Furthermore, the proposed three algorithms can be seen as
generalizations of Proximal Stochastic Gradient Descent
(Prox-SGD), Proximal Stochastic Variance Reduced Gradient
(Prox-SVRG), and Fast Iterative Shrinkage-Thresholding Algorithm
(FISTA).
2022-12-22 16:10:00 - 17:00:00 @ Tencent Meeting @ 526-3788-4054
[poster]
- Title:
On Residual Minimization Formulation for PDEs: Failure of PINN and
Implicit Bias
- Speaker: Qixuan Zhou (Shanghai Jiao Tong University)
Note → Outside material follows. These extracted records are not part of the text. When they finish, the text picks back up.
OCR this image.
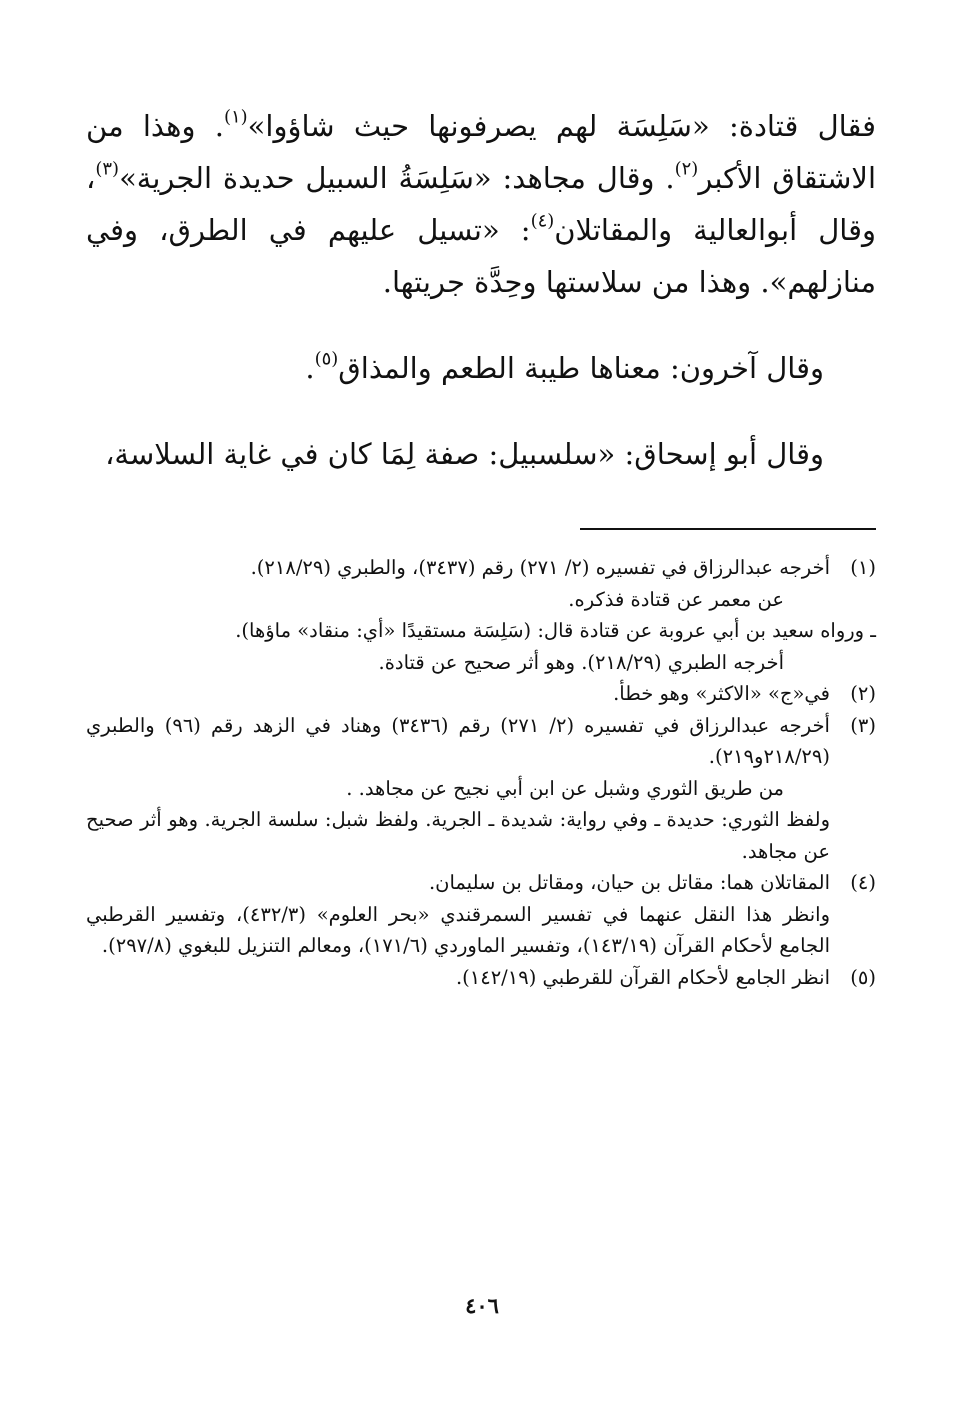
فقال قتادة: «سَلِسَة لهم يصرفونها حيث شاؤوا»$^{(١)}$. وهذا من الاشتقاق الأكبر$^{(٢)}$. وقال مجاهد: «سَلِسَةُ السبيل حديدة الجرية»$^{(٣)}$، وقال أبوالعالية والمقاتلان$^{(٤)}$: «تسيل عليهم في الطرق، وفي منازلهم». وهذا من سلاستها وحِدَّة جريتها.

وقال آخرون: معناها طيبة الطعم والمذاق$^{(٥)}$.

وقال أبو إسحاق: «سلسبيل: صفة لِمَا كان في غاية السلاسة،

(١)
أخرجه عبدالرزاق في تفسيره (٢/ ٢٧١) رقم (٣٤٣٧)، والطبري (٢١٨/٢٩).
عن معمر عن قتادة فذكره.
ـ ورواه سعيد بن أبي عروبة عن قتادة قال: (سَلِسَة مستقيدًا «أي: منقاد» ماؤها).
أخرجه الطبري (٢١٨/٢٩). وهو أثر صحيح عن قتادة.
(٢)
في«ج» «الاكثر» وهو خطأ.
(٣)
أخرجه عبدالرزاق في تفسيره (٢/ ٢٧١) رقم (٣٤٣٦) وهناد في الزهد رقم (٩٦) والطبري (٢١٨/٢٩و٢١٩).
من طريق الثوري وشبل عن ابن أبي نجيح عن مجاهد. .
ولفظ الثوري: حديدة ـ وفي رواية: شديدة ـ الجرية. ولفظ شبل: سلسة الجرية. وهو أثر صحيح عن مجاهد.
(٤)
المقاتلان هما: مقاتل بن حيان، ومقاتل بن سليمان.
وانظر هذا النقل عنهما في تفسير السمرقندي «بحر العلوم» (٤٣٢/٣)، وتفسير القرطبي الجامع لأحكام القرآن (١٤٣/١٩)، وتفسير الماوردي (١٧١/٦)، ومعالم التنزيل للبغوي (٢٩٧/٨).
(٥)
انظر الجامع لأحكام القرآن للقرطبي (١٤٢/١٩).
٤٠٦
- Advisor: Tao Luo (Shanghai Jiao Tong University)
Abstract: Click to expand
With the development of machine learning, neural network in
solving PDEs, such as DeepRitz and PINN, is becoming rather
popular. However (on physical problems less than 3 dimensions),
its performance is worrying: in practice, there are few examples
comparable to traditional numerical methods; in theory, there is a
lack of stability and convergence proofs. In this report, we
discuss the performance of methods such as PINN on problems with
discontinuities coefficients. First, for elliptic PDEs with
discontinuous coefficients, we show experimentally that PINN
cannot successfully approximate the true solution of the equation.
By introducing auxiliary equations, we prove that the fitting of
PINN to the solutions of elliptic equations with discontinuous
coefficients is invalid. Furthermore, we point out that there are
still a series of patterns in this failure, which means that the
PINN method has implicit regularization on such problems. Finally,
we extend all results to quasilinear case.